Sur la nouvelle marque CALIXTONE déposée le 10 août 2015, la société LCG conclut à sa nullité en faisant observer que le point de départ du délai de forclusion de cinq ans ne peut être antérieur au dépôt du signe contesté.
La société LCG chiffre son préjudice sur le fondement de différents documents comptables et invoque un préjudice moral.
Sur les demandes reconventionnelles en nullité des marques CALISTONE et MINERAH, elle invoque la forclusion par tolérance et le défaut de qualité à agir des sociétés intimées. Elle estime non fondées et argumentées les demandes reconventionnelles en dommages intérêts.

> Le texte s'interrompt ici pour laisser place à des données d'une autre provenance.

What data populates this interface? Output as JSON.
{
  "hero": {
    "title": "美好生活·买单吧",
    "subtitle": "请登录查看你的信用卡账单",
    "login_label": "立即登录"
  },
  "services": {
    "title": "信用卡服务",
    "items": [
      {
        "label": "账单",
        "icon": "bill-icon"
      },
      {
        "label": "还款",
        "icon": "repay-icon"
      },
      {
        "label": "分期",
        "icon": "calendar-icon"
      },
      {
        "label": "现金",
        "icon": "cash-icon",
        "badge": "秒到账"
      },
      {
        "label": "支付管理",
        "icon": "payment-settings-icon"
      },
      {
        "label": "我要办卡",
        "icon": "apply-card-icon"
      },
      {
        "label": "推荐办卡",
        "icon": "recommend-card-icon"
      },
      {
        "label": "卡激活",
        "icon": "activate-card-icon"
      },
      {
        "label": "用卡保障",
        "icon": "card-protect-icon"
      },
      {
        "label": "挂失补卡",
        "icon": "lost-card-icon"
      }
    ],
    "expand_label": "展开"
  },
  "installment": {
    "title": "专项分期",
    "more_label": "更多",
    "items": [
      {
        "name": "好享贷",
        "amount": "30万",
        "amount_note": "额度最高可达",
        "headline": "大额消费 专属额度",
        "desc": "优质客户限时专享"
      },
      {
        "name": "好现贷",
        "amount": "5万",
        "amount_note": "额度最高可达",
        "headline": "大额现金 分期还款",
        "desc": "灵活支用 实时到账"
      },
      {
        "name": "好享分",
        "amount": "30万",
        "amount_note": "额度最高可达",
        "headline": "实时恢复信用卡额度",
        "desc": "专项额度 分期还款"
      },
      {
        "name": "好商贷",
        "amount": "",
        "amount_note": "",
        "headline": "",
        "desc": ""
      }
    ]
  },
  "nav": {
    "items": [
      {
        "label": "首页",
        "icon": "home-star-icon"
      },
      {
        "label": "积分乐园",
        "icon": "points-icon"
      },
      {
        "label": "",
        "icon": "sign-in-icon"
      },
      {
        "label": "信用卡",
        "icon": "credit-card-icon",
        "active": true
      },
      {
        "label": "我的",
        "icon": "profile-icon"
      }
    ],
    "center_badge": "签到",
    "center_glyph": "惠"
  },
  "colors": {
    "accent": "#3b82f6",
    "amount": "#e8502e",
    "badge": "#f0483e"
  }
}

La société LCG conclut en conséquence à l'infirmation de l'intégralité du jugement et demande à la cour de :
DIRE ET JUGER que la marque « CALIXTONE » n'existe plus depuis le 30 mars 2014 à défaut d'avoir été renouvelée ;
DIRE ET JUGER que la société DISTRIBAT n'a jamais disposé d'aucun droit sur la marque « CALIXTONE » enregistrée en 2004 ;
DIRE ET JUGER que la société DISTRIBAT ne saurait prévaloir d'un quelconque droit antérieur lors de l'enregistrement, par la société LCG, de la marque CALISTONE le 28 septembre 2009 ;
DIRE ET JUGER que la société ETABLISSEMENT CALIXTONE n'a jamais disposé d'aucun droit sur la marque « CALIXTONE » enregistrée en 2004 ;
DIRE ET JUGER que faute d'en avoir fait un usage sérieux, la société CALIXTONE doit être déchue de ses droits sur la marque « CALIXTONE » enregistrée en 2004 ;
DIRE ET JUGER que les demandes d'annulation des marques « CALISTONE » et
« MINERAH » sont irrecevables, et qu'elles sont, au surplus, infondées et injustifiées ;
DIRE ET JUGER qu'en exploitant sans autorisation le signe « CALIXTONE » dans le cadre de ses activités commerciales à titre de nom commercial et de nom de domaine, la société DISTRIBAT s'est rendue coupable de contrefaçon par imitation de la marque française « CALISTONE » n° 3679438 ;
DIRE ET JUGER qu'en exploitant sans autorisation le signe « MINERA » dans le cadre de ses activités commerciales en les apposant sur ses produits afin de désigner une gamme d'enduit, la société DISTRIBAT s'est rendue coupable de contrefaçon par imitation de la marque française « MINERAH » n° 3679440 ;
DIRE ET JUGER que la société DISTRIBAT crée une confusion dans l'esprit du public sur l'origine des produits qu'elle vend et distribue, et qui sont des produits concurrents de ceux de la société LCG, et se rend coupable de concurrence déloyale et parasitaires ;
DIRE ET JUGER que l'action en contrefaçon engagée à l'encontre de la société DISTRIBAT n'est pas forclose ;
DIRE ET JUGER que l'action en concurrence engagée à l'encontre de la société DISTRIBAT n'est pas prescrite ;
En conséquence :
INFIRMER le jugement du Tribunal de Grande Instance du 19 janvier 2017 en toutes ses dispositions
Et statuant à nouveau :
ANNULER la nouvelle marque « CALIXTONE » déposée le 10 août 2015 par la société DISTRIBAT ;
ORDONNER à la société DISTRIBAT d'avoir à cesser tout usage, à quelque titre que ce soit, sur quelque support que ce soit, des signes « CALIXTONE » et « MINERA » ou de tout signe similaire, seul ou en combinaison avec d'autres termes, lettres, chiffres, logos, et notamment tout usage à titre de nom commercial, d'enseigne ou de nom de domaine, et ce, sous astreinte de 5.000 € par infraction constatée, passé un délai de 15 jours à compter de la signification de l'arrêt à intervenir ;
CONDAMNER la Société DISTRIBAT de procéder, sous astreinte de 5.000 € par jour de retard, passé le délai de 15 jours à compter de la signification de l'arrêt à intervenir, au transfert du nom de domaine « calixtone.com » ;
AUTORISER en tant que de besoin, la société LCG à notifier l'arrêt à intervenir entre les mains du Bureau d'enregistrement du nom de domaine en charge de la gestion du nom de domaine en cause à l'effet de procéder, en cas de carence de la société DISTRIBAT ;
ORDONNER la publication de l'arrêt à intervenir, en entier ou par extraits, dans trois journaux ou sites internet au choix de la société LCG et aux frais avancés de la société DISTRIBAT.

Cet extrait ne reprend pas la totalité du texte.